22.力こそ理(ことわり)
赤岩の谷を抜けると、風が一変した。
霧の奥から吹き下ろす空気は、熱と冷気が入り混じり、皮膚の上を逆撫でしていく。
岩壁の間を抜けた先――それはまるで世界がひとつ歪んだような光景だった。
崩れた城壁の断面には金属と石が複雑に絡み、内部で青白い光が脈動している。
ひび割れた地面の隙間からは、蒸気のような魔力が立ち上り、空に淡く滲む。
そのすべてが、まるで“理”そのものの呼吸のようだった。
「……これが、ヘルダム・シン」
イリスが息を呑む。魔導板に走る線が不安定に点滅していた。
「信号が乱れてます。周波数が……一定じゃない」
「周波数?」
「魔力の振動周期です。生きている遺跡に近い。動力源がまだ稼働してる可能性がある」
マチルダは口笛を吹き、剣の柄を軽く叩いた。
「つまり、踏み込みすぎると目を覚ますかもしれないってことか。……上等だね」
「そういう意味じゃありません!」
イリスの声が裏返るが、マチルダは構わず進む。
三人は崩落した外壁の隙間から、地下へと続く螺旋通路に足を踏み入れた。
壁面は鏡のように滑らかで、金属と鉱石の境界が曖昧になっている。
淡い光の粒が流れるように移動し、どこか遠くで低い拍動音が響いていた。
「……何か、聞こえるな」
「はい。やはり、まだ生きているんだと。ここは研究拠点として作られたと考えられていて、おそらく中央コアのようなものがこの共鳴音を出しているのでしょう。
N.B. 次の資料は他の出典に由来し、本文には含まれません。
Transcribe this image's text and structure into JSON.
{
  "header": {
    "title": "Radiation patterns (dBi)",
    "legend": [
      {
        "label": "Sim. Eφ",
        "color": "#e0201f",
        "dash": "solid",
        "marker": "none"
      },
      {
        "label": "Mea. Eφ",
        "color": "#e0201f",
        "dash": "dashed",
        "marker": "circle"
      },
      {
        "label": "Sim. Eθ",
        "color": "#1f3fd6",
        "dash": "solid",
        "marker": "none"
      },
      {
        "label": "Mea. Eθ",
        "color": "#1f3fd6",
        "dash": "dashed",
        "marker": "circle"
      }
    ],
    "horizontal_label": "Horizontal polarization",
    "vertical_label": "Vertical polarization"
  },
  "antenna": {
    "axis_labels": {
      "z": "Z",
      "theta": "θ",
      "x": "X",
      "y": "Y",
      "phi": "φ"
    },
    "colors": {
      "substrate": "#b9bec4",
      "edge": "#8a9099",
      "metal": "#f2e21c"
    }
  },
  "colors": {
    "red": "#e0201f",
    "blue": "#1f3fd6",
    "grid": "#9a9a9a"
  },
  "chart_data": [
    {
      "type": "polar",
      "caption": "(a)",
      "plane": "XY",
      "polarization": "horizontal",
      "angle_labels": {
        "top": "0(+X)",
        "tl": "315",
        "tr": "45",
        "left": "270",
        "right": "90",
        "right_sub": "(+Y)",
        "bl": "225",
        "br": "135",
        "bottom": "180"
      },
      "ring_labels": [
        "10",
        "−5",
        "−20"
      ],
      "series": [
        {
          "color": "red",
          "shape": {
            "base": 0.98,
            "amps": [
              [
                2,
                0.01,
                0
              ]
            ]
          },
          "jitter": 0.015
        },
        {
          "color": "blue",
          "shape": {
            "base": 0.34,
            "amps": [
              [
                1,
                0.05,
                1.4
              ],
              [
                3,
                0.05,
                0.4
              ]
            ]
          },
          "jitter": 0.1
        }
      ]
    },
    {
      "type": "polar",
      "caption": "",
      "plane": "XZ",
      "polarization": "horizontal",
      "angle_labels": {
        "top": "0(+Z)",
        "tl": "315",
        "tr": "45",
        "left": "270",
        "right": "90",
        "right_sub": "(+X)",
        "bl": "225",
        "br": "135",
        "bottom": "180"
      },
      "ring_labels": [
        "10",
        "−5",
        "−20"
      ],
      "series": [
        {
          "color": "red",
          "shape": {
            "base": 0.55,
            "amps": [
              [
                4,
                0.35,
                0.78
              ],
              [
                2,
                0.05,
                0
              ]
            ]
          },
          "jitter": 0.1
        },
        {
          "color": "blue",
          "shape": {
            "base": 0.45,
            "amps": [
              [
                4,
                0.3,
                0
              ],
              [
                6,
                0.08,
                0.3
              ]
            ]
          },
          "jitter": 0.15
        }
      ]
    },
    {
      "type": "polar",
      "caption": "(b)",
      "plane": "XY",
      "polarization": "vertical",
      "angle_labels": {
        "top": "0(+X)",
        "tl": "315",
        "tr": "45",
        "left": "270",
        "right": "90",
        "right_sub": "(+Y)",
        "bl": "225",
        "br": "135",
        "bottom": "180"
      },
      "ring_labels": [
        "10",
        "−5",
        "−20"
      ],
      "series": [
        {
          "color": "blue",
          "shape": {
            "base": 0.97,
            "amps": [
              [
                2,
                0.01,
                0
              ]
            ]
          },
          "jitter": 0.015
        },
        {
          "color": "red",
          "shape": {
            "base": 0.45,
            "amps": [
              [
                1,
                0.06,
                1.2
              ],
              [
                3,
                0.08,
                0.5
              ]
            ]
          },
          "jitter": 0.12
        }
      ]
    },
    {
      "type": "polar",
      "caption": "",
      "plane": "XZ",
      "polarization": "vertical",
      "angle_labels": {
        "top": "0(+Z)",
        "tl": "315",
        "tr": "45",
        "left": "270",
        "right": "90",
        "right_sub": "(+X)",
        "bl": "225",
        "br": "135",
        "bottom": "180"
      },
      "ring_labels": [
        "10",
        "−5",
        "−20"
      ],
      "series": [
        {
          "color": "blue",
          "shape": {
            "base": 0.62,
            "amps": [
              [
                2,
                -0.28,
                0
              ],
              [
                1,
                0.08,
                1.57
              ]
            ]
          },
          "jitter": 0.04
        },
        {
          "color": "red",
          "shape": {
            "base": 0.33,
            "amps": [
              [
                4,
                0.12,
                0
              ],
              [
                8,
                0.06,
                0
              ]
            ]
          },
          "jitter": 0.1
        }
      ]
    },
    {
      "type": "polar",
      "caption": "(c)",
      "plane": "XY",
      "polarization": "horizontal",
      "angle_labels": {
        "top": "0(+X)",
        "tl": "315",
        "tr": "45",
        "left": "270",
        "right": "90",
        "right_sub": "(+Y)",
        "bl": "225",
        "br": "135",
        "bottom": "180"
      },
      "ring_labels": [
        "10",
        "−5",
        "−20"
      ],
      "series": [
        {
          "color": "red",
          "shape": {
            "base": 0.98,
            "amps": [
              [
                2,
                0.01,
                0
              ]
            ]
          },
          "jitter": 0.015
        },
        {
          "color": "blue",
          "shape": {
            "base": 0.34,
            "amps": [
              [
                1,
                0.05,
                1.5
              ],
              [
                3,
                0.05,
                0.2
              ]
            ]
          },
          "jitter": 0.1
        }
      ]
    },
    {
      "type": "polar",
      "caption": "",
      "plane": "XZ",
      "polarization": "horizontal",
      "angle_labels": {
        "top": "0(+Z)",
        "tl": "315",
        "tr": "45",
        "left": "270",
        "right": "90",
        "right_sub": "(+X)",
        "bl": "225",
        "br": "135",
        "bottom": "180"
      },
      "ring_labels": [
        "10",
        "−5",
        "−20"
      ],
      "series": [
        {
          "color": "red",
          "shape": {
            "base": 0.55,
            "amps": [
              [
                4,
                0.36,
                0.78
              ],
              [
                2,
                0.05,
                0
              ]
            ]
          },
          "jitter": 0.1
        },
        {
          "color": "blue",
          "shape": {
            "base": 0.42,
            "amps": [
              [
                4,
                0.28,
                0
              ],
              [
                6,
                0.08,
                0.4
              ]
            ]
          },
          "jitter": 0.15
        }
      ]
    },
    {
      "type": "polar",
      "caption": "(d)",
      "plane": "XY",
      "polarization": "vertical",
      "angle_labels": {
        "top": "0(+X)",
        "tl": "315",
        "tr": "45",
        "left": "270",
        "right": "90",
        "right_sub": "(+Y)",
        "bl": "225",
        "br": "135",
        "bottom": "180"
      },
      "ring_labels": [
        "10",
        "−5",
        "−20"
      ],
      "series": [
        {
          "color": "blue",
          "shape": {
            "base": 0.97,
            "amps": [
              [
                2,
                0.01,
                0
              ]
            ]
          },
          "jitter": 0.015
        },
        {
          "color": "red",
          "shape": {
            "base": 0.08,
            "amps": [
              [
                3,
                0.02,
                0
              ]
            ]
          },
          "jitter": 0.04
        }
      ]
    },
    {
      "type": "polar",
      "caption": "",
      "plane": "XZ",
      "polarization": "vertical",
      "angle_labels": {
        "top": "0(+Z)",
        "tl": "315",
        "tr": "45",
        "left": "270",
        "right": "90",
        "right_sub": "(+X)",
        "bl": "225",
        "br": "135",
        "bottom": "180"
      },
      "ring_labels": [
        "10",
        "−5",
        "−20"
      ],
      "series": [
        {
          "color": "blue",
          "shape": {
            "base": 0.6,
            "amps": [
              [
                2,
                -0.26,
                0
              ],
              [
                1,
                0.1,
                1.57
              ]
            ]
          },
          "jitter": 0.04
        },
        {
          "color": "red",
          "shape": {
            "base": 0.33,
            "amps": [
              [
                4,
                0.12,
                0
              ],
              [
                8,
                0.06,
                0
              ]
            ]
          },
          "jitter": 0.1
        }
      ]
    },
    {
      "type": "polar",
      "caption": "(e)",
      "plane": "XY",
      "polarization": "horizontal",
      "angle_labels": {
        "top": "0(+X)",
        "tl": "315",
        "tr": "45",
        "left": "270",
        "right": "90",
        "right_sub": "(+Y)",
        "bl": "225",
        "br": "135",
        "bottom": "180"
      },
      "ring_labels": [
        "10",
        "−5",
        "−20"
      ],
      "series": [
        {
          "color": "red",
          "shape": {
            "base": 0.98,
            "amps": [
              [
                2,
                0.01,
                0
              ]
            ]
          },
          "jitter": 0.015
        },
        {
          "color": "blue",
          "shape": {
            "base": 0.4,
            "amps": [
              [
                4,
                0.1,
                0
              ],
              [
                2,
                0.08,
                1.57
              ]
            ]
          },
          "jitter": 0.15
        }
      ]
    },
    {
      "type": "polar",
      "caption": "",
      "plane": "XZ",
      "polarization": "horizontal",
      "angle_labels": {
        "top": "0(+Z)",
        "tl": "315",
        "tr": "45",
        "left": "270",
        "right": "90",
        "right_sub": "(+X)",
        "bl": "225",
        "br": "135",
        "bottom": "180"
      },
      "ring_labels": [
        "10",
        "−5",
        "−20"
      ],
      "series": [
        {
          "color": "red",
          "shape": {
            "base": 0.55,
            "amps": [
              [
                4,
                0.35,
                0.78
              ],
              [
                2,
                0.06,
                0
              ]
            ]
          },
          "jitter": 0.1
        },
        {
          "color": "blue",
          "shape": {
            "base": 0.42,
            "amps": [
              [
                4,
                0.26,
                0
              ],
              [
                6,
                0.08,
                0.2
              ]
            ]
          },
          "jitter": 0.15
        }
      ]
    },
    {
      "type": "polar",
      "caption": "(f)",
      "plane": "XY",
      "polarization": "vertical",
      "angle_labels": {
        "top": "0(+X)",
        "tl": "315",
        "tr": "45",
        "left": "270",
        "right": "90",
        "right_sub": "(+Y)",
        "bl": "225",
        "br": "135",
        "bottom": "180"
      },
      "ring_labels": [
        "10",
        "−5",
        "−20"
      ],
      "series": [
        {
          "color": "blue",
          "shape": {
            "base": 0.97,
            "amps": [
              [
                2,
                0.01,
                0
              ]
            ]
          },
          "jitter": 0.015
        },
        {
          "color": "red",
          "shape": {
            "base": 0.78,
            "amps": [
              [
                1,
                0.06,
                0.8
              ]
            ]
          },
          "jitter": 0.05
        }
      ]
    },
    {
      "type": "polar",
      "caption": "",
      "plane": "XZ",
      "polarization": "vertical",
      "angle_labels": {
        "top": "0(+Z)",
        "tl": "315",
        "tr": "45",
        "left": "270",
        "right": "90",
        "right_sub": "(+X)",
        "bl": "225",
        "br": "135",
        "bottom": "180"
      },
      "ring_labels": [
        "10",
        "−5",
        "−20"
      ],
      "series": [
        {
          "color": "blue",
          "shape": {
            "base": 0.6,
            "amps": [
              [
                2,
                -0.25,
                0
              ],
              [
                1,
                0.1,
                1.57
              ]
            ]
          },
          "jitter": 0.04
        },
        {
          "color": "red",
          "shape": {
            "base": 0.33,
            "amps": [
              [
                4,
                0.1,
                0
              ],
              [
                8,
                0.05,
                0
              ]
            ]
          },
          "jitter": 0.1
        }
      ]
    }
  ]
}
理の歪みが音として現れてる」
イリスが説明する間にも、カイトの視界に淡い光の線が走る。
壁を伝い、空中を漂い、床の文様へと集まっていく――まるで“理の流れ”そのものが見えるようだった。
突然、カイトの足元で光が跳ねた。
「っ――!」
床の紋様が起動し、空気が一瞬張り詰める。
魔力の反応が膨張し、床の一部が沈み始めた。
「むっ! てぇぇぇい!!」
マチルダが咆哮と共に剣を突き立てた。
瞬間、刃の刻印が蒼く輝き、衝撃波が地面を押し返した。
落下しかけた床が元に戻り、起動しかけた魔導機構が一斉に停止する。
金属の鳴動が消え、再び静寂が戻った。
「危なかった……完全に生きてるわね、この遺跡。やっぱりカイト君の理論的魔法の契約に反応したのかしら」
イリスが額の汗を拭いながら呟く。
カイトは膝をつき、指先で床の紋様をなぞった。
先ほどの光の痕跡などはまったくなく、むしろうっすら煙が上がっている。
「……マチルダさん? 今どうやって止めたの?」
カイトが一抹の不安と共に尋ねる。
「ん? 剣戟に魔力をのせて無理矢理捩じ込んだんだよ。こういうのは叩けば止まるんだ」
イリスが先ほどとは違う汗をかきながら叫ぶ。
「えっ……探索早々に遺跡壊しちゃったんですか⁉︎ 今の現象こそ“理の干渉”の一端だったかもしれなかったのに!」
マチルダは剣を背に戻し、笑いながら肩をすくめた。
「まぁ今のは、きっと床が抜けていたから結果オーライでしょ? それに――私の直感では、これからもっと面白くなるさ」
地面のひび割れからは微かな蒸気が漏れ、時おり雷のような音が遠くで鳴った。
まるで遺跡そのものが、彼らの到来を察して目を覚ましたかのようだった。